Sustaining the "Airport" series must be a heavy creative burden, forcing producer Jennings Lang, the keeper of the sequels to Ross Hunter's original production of "Airport", into a never-ending quest for fresh gimmicks, perils and irrestible absurdities.
The latest -- and possibly greatest -- installment, "The Concorde -- Airport '79" (what a title!), is a treasure of a Good Bad Movie, two hours of busy, batty, action-packed, absent-minded melodramatic escapades. In "Airport '77" Lang stooper to life a gag from the wonderful disaster film parody, "The Bug Bus." Going the whole hog, "Airport '79" is nearly as funny as "The Big Bus," albeit unwittingly. If you see only one absurd movie this year, let it be "The Concorde -- Airport '79."
The awesomely photogenic Concorde confers a certain class on the basically redundant disaster act. The formal beauty of the plane is an attraction in itself, and it ranscends the cliffhanging nonsense that the fictional passengers and crew are mercilessly subjected to.
An American company has purchased a Concorde which arrives at Dulles for a goodwill Washington-to-Paris-to-Moscow cruise. Upon landing at Dulles, the lightning reflexes of Capt. Paul Metrand (Alan Delon) save the plane from an ignominious, improbable collision with a party of balloonists who've gone aloft to display a "Stop the Concorde" banner. The plane's troubles are only beginning.
For quite a while the exposition seems to be sex-obsessed. Metrand and stewardess Isabelle (Sylvia Kristel, of "Emmanuelle" fame) are old flames ready to flare up again. Maggie Whelan (Susan Blakely), the queen of Washington TV anchorwomen, is expecting a child by her lover Kevin Harrison (Robert Wagner), the president of a powerful aerospace and weapons company and respectably married family man. Noble, independent, undemanding Maggie plans to raise the child alone. Her colleague, sports commentator Bob Palmer (John Davidson), is having an affair with Alicia Rogov (Andrea Marcovici), a visiting Soviet gymnast, under the nose of her coach, played by Mercedes McCambridge.

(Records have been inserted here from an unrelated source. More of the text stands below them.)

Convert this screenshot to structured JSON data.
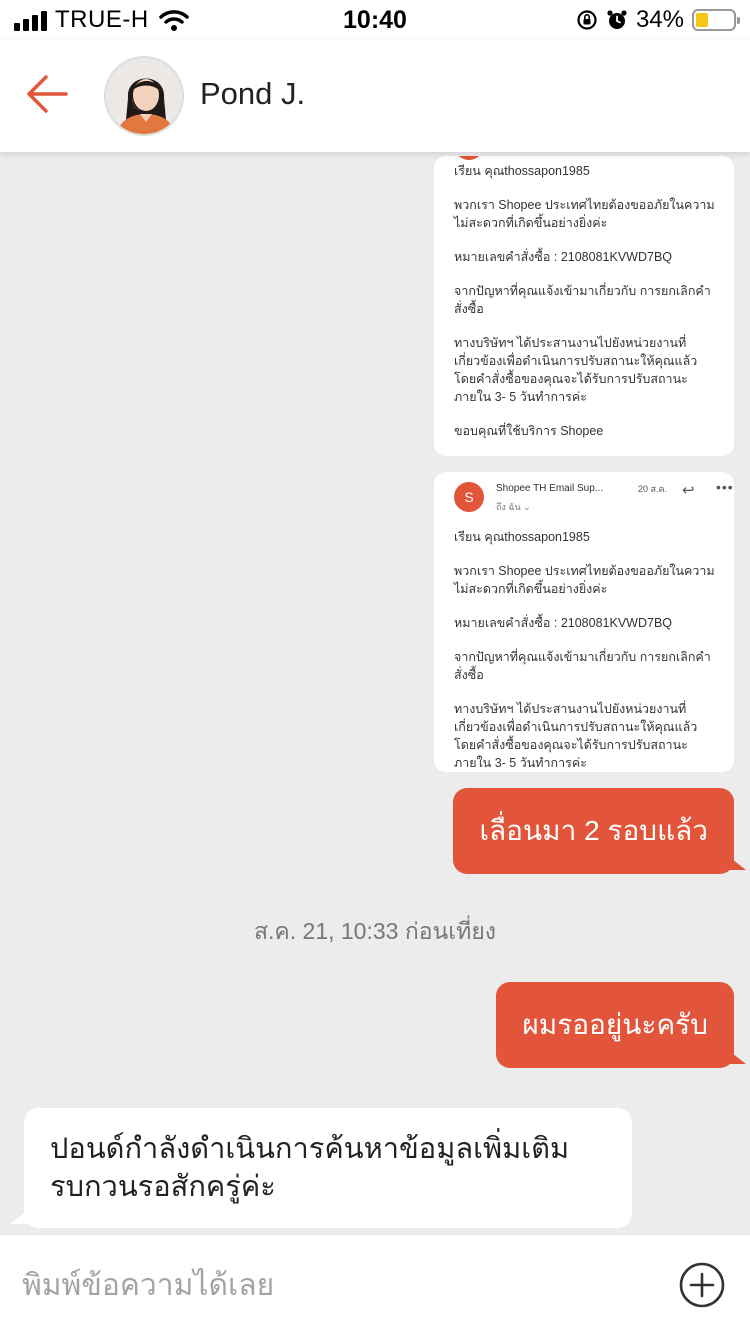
{
  "status_bar": {
    "carrier": "TRUE-H",
    "time": "10:40",
    "battery": "34%",
    "battery_level": 0.34
  },
  "header": {
    "contact_name": "Pond J."
  },
  "chat": {
    "email_1": {
      "greeting": "เรียน คุณthossapon1985",
      "apology": "พวกเรา Shopee ประเทศไทยต้องขออภัยในความไม่สะดวกที่เกิดขึ้นอย่างยิ่งค่ะ",
      "order": "หมายเลขคำสั่งซื้อ : 2108081KVWD7BQ",
      "issue": "จากปัญหาที่คุณแจ้งเข้ามาเกี่ยวกับ การยกเลิกคำสั่งซื้อ",
      "action": "ทางบริษัทฯ ได้ประสานงานไปยังหน่วยงานที่เกี่ยวข้องเพื่อดำเนินการปรับสถานะให้คุณแล้ว โดยคำสั่งซื้อของคุณจะได้รับการปรับสถานะภายใน 3- 5 วันทำการค่ะ",
      "closing": "ขอบคุณที่ใช้บริการ Shopee"
    },
    "email_2": {
      "avatar_letter": "S",
      "sender": "Shopee TH Email Sup...",
      "date": "20 ส.ค.",
      "to": "ถึง ฉัน ⌄",
      "greeting": "เรียน คุณthossapon1985",
      "apology": "พวกเรา Shopee ประเทศไทยต้องขออภัยในความไม่สะดวกที่เกิดขึ้นอย่างยิ่งค่ะ",
      "order": "หมายเลขคำสั่งซื้อ : 2108081KVWD7BQ",
      "issue": "จากปัญหาที่คุณแจ้งเข้ามาเกี่ยวกับ การยกเลิกคำสั่งซื้อ",
      "action": "ทางบริษัทฯ ได้ประสานงานไปยังหน่วยงานที่เกี่ยวข้องเพื่อดำเนินการปรับสถานะให้คุณแล้ว โดยคำสั่งซื้อของคุณจะได้รับการปรับสถานะภายใน 3- 5 วันทำการค่ะ"
    },
    "sent_1": "เลื่อนมา 2 รอบแล้ว",
    "timestamp": "ส.ค. 21, 10:33 ก่อนเที่ยง",
    "sent_2": "ผมรออยู่นะครับ",
    "received_1": "ปอนด์กำลังดำเนินการค้นหาข้อมูลเพิ่มเติม รบกวนรอสักครู่ค่ะ"
  },
  "input": {
    "placeholder": "พิมพ์ข้อความได้เลย"
  },
  "colors": {
    "accent": "#e2553a",
    "background": "#ececec"
  },
  "icons": [
    "signal-icon",
    "wifi-icon",
    "orientation-lock-icon",
    "alarm-icon",
    "battery-icon",
    "back-arrow-icon",
    "plus-circle-icon"
  ]
}
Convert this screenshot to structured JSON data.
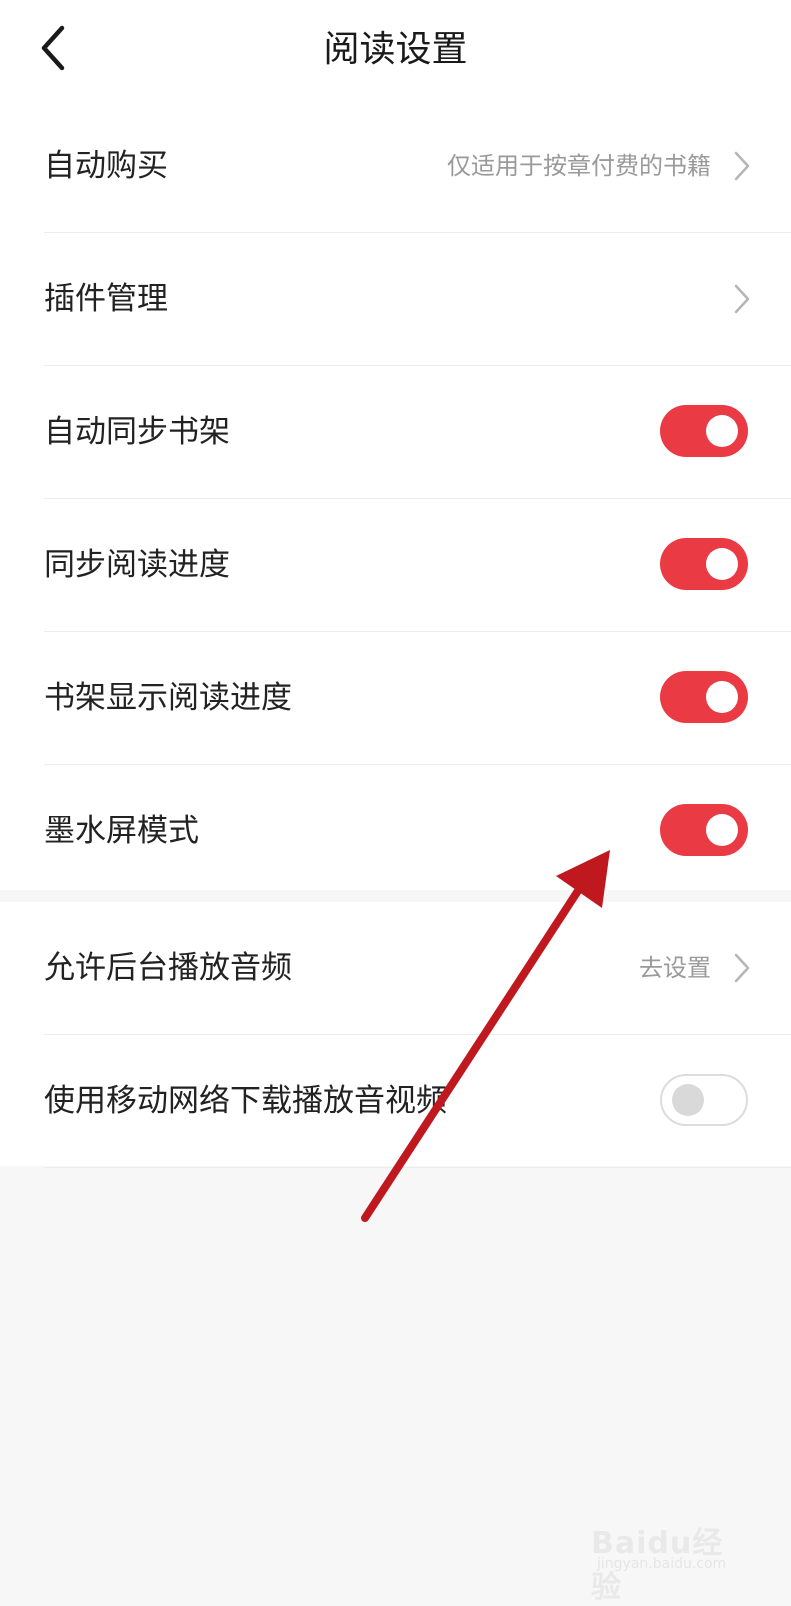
{
  "header": {
    "title": "阅读设置",
    "back_icon": "back-icon"
  },
  "settings": {
    "auto_purchase": {
      "label": "自动购买",
      "hint": "仅适用于按章付费的书籍"
    },
    "plugin_manage": {
      "label": "插件管理"
    },
    "auto_sync_shelf": {
      "label": "自动同步书架",
      "enabled": true
    },
    "sync_progress": {
      "label": "同步阅读进度",
      "enabled": true
    },
    "shelf_show_progress": {
      "label": "书架显示阅读进度",
      "enabled": true
    },
    "eink_mode": {
      "label": "墨水屏模式",
      "enabled": true
    },
    "bg_audio": {
      "label": "允许后台播放音频",
      "hint": "去设置"
    },
    "mobile_download": {
      "label": "使用移动网络下载播放音视频",
      "enabled": false
    }
  },
  "colors": {
    "toggle_on": "#ea3b44",
    "annotation_arrow": "#c0181f"
  },
  "watermark": {
    "brand": "Baidu经验",
    "domain": "jingyan.baidu.com"
  }
}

Maggie, Bob, Alicia and the coach have reservations on the Concorde. Other highlights on the passenger list include Avery Schreiber as an adorable Russian weightlifter with a darling deaf child; Cicely Tyson as a distraught mother transporting a live heart to Paris (in a box clearly marked "HUMAN HEART"), where her stricken child awaits a transplant operation; Eddie Albert as the proud president of the airline; Monica Lewis (Mrs. Jennings Lang) as a jazz vocalist accompanied by Jimmie Walker, a pot-happy jazz musician; and Martha Ray, divinely funny despite the sustained indignity of playing a queasy matron who spends all her time going to the bathroom.
On the flight deck Metrand, Isabelle and navigator Peter O'Neill (David Warner) welcome a new boy, George Kennedy as that old standby Joe Patroni. Beginning as a salty airplane mechanic in "Airport," Patroni became an airlines executive in the "Airports" '75 and '77. Now he's been either promoted or demoted to pilot, and shares the life-or-death flying duties with Metrand.

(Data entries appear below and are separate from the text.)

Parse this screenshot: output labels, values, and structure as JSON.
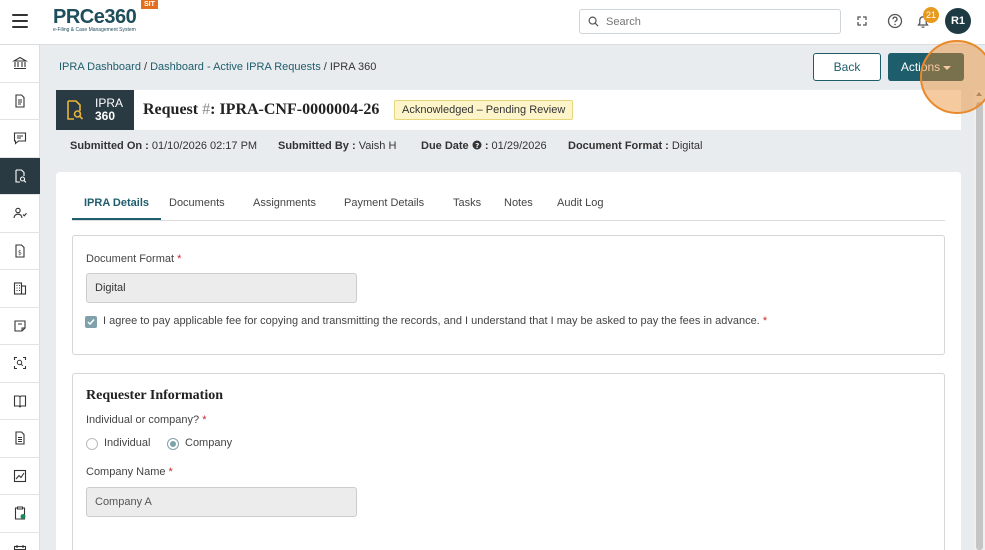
{
  "header": {
    "logo_text": "PRCe360",
    "logo_subtitle": "e-Filing & Case Management System",
    "env_badge": "SIT",
    "search_placeholder": "Search",
    "notification_count": "21",
    "avatar_initials": "R1"
  },
  "sidebar": {
    "items": [
      {
        "icon": "bank-icon",
        "active": false
      },
      {
        "icon": "document-icon",
        "active": false
      },
      {
        "icon": "chat-icon",
        "active": false
      },
      {
        "icon": "document-search-icon",
        "active": true
      },
      {
        "icon": "users-icon",
        "active": false
      },
      {
        "icon": "invoice-icon",
        "active": false
      },
      {
        "icon": "building-icon",
        "active": false
      },
      {
        "icon": "note-icon",
        "active": false
      },
      {
        "icon": "scan-icon",
        "active": false
      },
      {
        "icon": "book-icon",
        "active": false
      },
      {
        "icon": "file-text-icon",
        "active": false
      },
      {
        "icon": "chart-icon",
        "active": false
      },
      {
        "icon": "clipboard-check-icon",
        "active": false
      },
      {
        "icon": "calendar-icon",
        "active": false
      }
    ]
  },
  "breadcrumb": {
    "items": [
      "IPRA Dashboard",
      "Dashboard - Active IPRA Requests"
    ],
    "current": "IPRA 360",
    "separator": " / "
  },
  "actions": {
    "back_label": "Back",
    "actions_label": "Actions"
  },
  "request": {
    "logo_line1": "IPRA",
    "logo_line2": "360",
    "title_prefix": "Request ",
    "title_hash": "#",
    "title_suffix": ": IPRA-CNF-0000004-26",
    "status": "Acknowledged – Pending Review"
  },
  "meta": {
    "submitted_on_label": "Submitted On :",
    "submitted_on_value": "01/10/2026 02:17 PM",
    "submitted_by_label": "Submitted By :",
    "submitted_by_value": "Vaish H",
    "due_date_label": "Due Date",
    "due_date_sep": ":",
    "due_date_value": "01/29/2026",
    "doc_format_label": "Document Format :",
    "doc_format_value": "Digital"
  },
  "tabs": [
    {
      "label": "IPRA Details",
      "active": true
    },
    {
      "label": "Documents",
      "active": false
    },
    {
      "label": "Assignments",
      "active": false
    },
    {
      "label": "Payment Details",
      "active": false
    },
    {
      "label": "Tasks",
      "active": false
    },
    {
      "label": "Notes",
      "active": false
    },
    {
      "label": "Audit Log",
      "active": false
    }
  ],
  "document_section": {
    "format_label": "Document Format",
    "format_value": "Digital",
    "agree_checked": true,
    "agree_text": "I agree to pay applicable fee for copying and transmitting the records, and I understand that I may be asked to pay the fees in advance."
  },
  "requester_section": {
    "title": "Requester Information",
    "type_label": "Individual or company?",
    "option_individual": "Individual",
    "option_company": "Company",
    "selected": "Company",
    "company_name_label": "Company Name",
    "company_name_value": "Company A",
    "required_mark": "*"
  },
  "colors": {
    "primary": "#1e5d6c",
    "dark": "#2a3a42",
    "status_bg": "#fdf5c9",
    "highlight": "#e8892b",
    "badge": "#e89a1f"
  }
}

The key passenger is Maggie, who has learned that her weapons-merchant lover has made illegal arms sales to foreign governments.
Maggie calls him from the plane and threatens to break the story unless he can explain things to her satisfactory.
Fearing that he can't, the guilty Harrison sets in motion a chain of sabotage attempts that keep the pilots hopping, the passengers tumbling (new owner Albert falls through the floor into the wild blue at one hilarious juncture) and the Concorde flying: upside-down, backwards, sideways and every which way, more or less nonstop toward Paris.
The Chinese fire drill emergencies are hard to beat for rollicking entertainment. For example, Patroni, trying to shoot a flare out the window to distract an onrushing ballistic missile, shoots a hole through the flight deck instead. It seems just the sort of accident that would happen if you were trying to get your Concorde out of the way of an onrushing ballistic missile.
On the other hand, Land should be ashamed of himself for dropping Cicely Tyson and her poor son after the plane hobbles into Paris. Having introduced the prospect of that critical transplant, Lang is obligated to follow through and depict a little of the operation. As it is, he invites the suspicion that he feels safe in shortchanging the black characters.
Where does the "Airport" series go from this lofty peak? In my humble opinion Lang should Think Interplanetary. As far as current passenger planes are concerned, the Concorde is the tops. But the first interplanetary passenger ship would be something else. How about a "Spaceport '99," with maybe rival passenger transports? There the series could someday intersect with the courses now being set by adventure movies like "Star Wars" and "Moonraker."